Finishing college at a small Quaker school, Lappe emerged in 1966 full of enthusiasm. “I ended up doing community organizing in Philadelphia during the War on Poverty, but I couldn’t figure out how my work related to the underlying causes of poverty,” she said. “I would help people get their food stamps, but I never felt that anything I was doing was more than a Band-Aid.”

Advertisement

She began graduate school at the University of California’s Berkeley campus but soon “decided to stop studying until I knew what I was working toward.” Casting food as a political issue was a unique focus that made her something of a celebrity.

“Once ‘Diet’ was published, I had a platform, but I felt compelled to learn more,” Lappe recalled. “In 1974, I went to the World Food Conference and was amazed to find real world leaders still trapped in incredibly unproductive ways of thinking. That led me to found the institute.”

That’s shorthand for the Institute for Food and Development Policy, a not-for-profit organization that sponsors research and public education on world hunger. Among its supporters are such influential people as trend-setting restaurateur Alice Waters and cookbook author Mollie Katzen.

Under the institute’s auspices, Lappe has written extensively and traveled the globe to become a leading expert on the causes of hunger. With co-founder Joseph Collins and other institute collaborators, she has produced books including “Food First: Beyond the Myth of Scarcity,” “World Hunger: Twelve Myths” and last year’s “Rediscovering America’s Values,” an intriguing dialogue in which a free-market conservative debates a democrat.
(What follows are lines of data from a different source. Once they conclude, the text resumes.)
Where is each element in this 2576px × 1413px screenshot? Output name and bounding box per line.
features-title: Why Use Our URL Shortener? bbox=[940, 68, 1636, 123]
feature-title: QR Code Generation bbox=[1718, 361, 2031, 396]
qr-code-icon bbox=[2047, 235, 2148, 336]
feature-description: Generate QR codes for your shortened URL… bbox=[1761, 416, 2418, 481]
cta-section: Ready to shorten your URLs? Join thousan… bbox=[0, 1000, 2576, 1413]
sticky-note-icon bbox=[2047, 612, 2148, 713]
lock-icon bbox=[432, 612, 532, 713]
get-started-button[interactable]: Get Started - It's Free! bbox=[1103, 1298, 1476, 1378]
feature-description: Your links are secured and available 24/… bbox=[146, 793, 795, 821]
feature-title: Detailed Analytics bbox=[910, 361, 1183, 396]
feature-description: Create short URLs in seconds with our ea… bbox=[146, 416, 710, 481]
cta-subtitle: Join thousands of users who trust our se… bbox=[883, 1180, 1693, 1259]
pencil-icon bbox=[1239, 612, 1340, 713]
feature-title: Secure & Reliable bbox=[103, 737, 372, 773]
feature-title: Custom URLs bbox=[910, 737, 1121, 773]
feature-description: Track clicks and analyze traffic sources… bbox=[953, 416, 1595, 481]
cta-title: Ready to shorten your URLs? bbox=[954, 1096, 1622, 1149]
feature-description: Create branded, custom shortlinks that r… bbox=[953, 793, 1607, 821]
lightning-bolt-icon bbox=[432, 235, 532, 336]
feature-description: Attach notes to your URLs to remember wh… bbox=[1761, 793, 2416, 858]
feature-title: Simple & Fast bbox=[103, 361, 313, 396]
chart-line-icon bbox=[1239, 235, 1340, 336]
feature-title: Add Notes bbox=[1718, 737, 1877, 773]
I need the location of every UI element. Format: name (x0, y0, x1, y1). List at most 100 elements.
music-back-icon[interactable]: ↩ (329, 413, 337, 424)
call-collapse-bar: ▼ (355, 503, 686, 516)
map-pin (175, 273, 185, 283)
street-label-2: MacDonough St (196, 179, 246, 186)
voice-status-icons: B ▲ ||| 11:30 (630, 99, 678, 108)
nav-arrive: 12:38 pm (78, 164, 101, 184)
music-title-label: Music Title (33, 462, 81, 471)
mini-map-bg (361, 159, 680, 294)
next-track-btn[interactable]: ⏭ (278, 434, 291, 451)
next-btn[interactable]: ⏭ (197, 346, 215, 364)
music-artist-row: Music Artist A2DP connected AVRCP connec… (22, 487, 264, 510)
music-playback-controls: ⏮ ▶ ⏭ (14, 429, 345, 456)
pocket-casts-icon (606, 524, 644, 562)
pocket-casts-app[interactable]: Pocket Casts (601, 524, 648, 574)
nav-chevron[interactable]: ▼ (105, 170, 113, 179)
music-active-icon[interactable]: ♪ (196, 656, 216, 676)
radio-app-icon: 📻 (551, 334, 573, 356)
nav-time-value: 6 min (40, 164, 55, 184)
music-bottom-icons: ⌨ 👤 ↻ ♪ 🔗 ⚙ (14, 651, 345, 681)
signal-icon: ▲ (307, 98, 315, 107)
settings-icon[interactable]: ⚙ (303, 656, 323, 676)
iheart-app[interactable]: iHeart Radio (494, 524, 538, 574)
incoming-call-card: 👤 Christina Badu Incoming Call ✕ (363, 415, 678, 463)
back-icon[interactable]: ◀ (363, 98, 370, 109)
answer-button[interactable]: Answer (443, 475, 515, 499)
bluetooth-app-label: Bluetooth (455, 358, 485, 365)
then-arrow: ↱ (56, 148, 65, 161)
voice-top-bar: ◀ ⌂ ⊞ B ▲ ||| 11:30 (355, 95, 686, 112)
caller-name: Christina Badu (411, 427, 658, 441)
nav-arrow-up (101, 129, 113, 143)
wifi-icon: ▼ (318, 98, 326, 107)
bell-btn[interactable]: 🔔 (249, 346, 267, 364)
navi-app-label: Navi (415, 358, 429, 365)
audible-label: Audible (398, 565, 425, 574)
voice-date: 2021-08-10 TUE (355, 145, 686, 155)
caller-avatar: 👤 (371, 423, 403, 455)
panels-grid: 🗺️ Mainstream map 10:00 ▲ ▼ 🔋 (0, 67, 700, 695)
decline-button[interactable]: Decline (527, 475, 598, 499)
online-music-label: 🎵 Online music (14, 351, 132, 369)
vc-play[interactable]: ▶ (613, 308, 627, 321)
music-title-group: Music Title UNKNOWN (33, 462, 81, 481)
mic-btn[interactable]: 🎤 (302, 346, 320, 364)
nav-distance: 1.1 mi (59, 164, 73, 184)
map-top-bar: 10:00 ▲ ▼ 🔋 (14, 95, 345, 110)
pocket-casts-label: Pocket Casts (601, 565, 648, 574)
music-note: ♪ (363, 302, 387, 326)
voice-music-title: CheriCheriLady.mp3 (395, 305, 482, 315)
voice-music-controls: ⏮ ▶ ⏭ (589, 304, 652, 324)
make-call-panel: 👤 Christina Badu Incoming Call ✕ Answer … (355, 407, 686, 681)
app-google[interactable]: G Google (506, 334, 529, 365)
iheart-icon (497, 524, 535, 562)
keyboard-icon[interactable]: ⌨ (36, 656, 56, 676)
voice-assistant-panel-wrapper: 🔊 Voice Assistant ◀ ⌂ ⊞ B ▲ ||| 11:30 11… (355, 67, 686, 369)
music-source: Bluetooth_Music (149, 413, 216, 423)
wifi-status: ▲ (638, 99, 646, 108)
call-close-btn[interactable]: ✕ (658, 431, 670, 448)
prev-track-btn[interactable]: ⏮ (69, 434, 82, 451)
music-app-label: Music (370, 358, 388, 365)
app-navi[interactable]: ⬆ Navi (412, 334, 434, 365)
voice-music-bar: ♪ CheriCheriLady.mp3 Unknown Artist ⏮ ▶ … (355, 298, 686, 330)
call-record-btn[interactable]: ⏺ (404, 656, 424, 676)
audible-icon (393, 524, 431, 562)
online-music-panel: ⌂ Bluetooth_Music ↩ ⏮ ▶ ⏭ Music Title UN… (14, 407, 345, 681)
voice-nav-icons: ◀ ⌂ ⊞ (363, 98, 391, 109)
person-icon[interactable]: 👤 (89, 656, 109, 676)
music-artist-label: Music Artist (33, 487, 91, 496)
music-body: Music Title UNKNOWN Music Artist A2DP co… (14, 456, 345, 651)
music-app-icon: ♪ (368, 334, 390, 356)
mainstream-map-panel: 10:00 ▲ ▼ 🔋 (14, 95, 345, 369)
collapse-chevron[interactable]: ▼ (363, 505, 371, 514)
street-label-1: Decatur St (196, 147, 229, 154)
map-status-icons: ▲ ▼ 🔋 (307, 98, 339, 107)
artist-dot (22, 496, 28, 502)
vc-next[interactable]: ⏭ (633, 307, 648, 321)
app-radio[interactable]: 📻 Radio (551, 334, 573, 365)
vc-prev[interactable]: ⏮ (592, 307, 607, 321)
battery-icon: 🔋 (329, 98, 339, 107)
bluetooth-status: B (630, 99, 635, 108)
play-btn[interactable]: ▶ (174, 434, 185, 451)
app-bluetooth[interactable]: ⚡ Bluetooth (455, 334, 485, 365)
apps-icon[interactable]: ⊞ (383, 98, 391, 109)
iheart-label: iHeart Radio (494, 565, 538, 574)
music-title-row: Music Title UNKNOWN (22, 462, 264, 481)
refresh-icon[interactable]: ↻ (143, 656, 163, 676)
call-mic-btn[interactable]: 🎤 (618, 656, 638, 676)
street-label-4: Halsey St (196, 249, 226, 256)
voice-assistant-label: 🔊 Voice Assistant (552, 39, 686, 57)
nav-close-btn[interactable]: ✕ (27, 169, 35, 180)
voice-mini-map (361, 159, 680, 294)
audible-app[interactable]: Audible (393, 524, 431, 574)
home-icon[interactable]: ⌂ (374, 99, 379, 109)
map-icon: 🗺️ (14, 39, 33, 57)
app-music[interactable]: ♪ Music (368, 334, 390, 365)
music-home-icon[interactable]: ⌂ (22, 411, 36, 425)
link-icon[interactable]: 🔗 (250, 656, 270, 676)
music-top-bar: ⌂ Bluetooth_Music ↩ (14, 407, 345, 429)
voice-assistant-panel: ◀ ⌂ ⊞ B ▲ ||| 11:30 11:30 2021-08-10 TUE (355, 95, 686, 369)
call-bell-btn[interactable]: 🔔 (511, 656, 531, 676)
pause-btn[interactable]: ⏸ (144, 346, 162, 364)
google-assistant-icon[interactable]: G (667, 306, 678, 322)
With a public life that looks like one crusade after another, it’s easy to see Lappe as a larger-than-life voice of the national conscience. Privately, however, she’s a down-to-earth working mother with a home (in the San Francisco Bay area), two children (18-year-old Anthony and 16-year-old Anna), and even a sense of humor. “There’s a family joke about my being the last American never to set foot in McDonald’s,” she said, “When I die, that’s it.”

She’s also quick to laugh about her children, who split between vegetarian and not--Anthony, she sighed, “is a die-hard meat-eater, but then his father is too.” She and Marc Lappe divorced when the children were 5 and 3, though both parents stayed geographically close out of concern for their children.

Advertisement

Lappe’s relationship with her children led to another book, “What To Do When You Turn Off the TV.” “That book promoted the family as a source of pleasure and comfort, instead of just another responsibility to deal with,” she said. “We put in all these things we did together when they were little. Even now, just hanging out with them is a great release for me, a great relaxation.

“One thing I always knew was that I would not sacrifice my children to my work,” she added. “I always felt that if I wanted my children to believe in my values, the worst thing would be to make them bear the brunt of my work.”

A couple of years ago, Lappe traded single motherhood for membership in a different contemporary state: commuter marriage. As the wife of University of Wisconsin philosopher J. Baird Callicott, she’s now a part-time Midwesterner. “For writing, it’s fantastic,” she said. “When I’m (in San Francisco), I can really focus on work.”

Doing that frequently requires Lappe to call on the fame of “Diet”--the work of 20 years ago, a book that in many ways she has long since left behind. She says she doesn’t resent the persistent association, though it sometimes means she’s “relegated to the cookbook section.”

“But I’m glad that book keeps me grounded in very earthy concerns,” she said. “I enjoy weaving that food metaphor, as well as the very practical point that what we put in our mouths each day is connected with a vision of health and wholesomeness. There’s the spiritual dimension; breaking bread is so uplifting. And after all, food is the great common denominator.”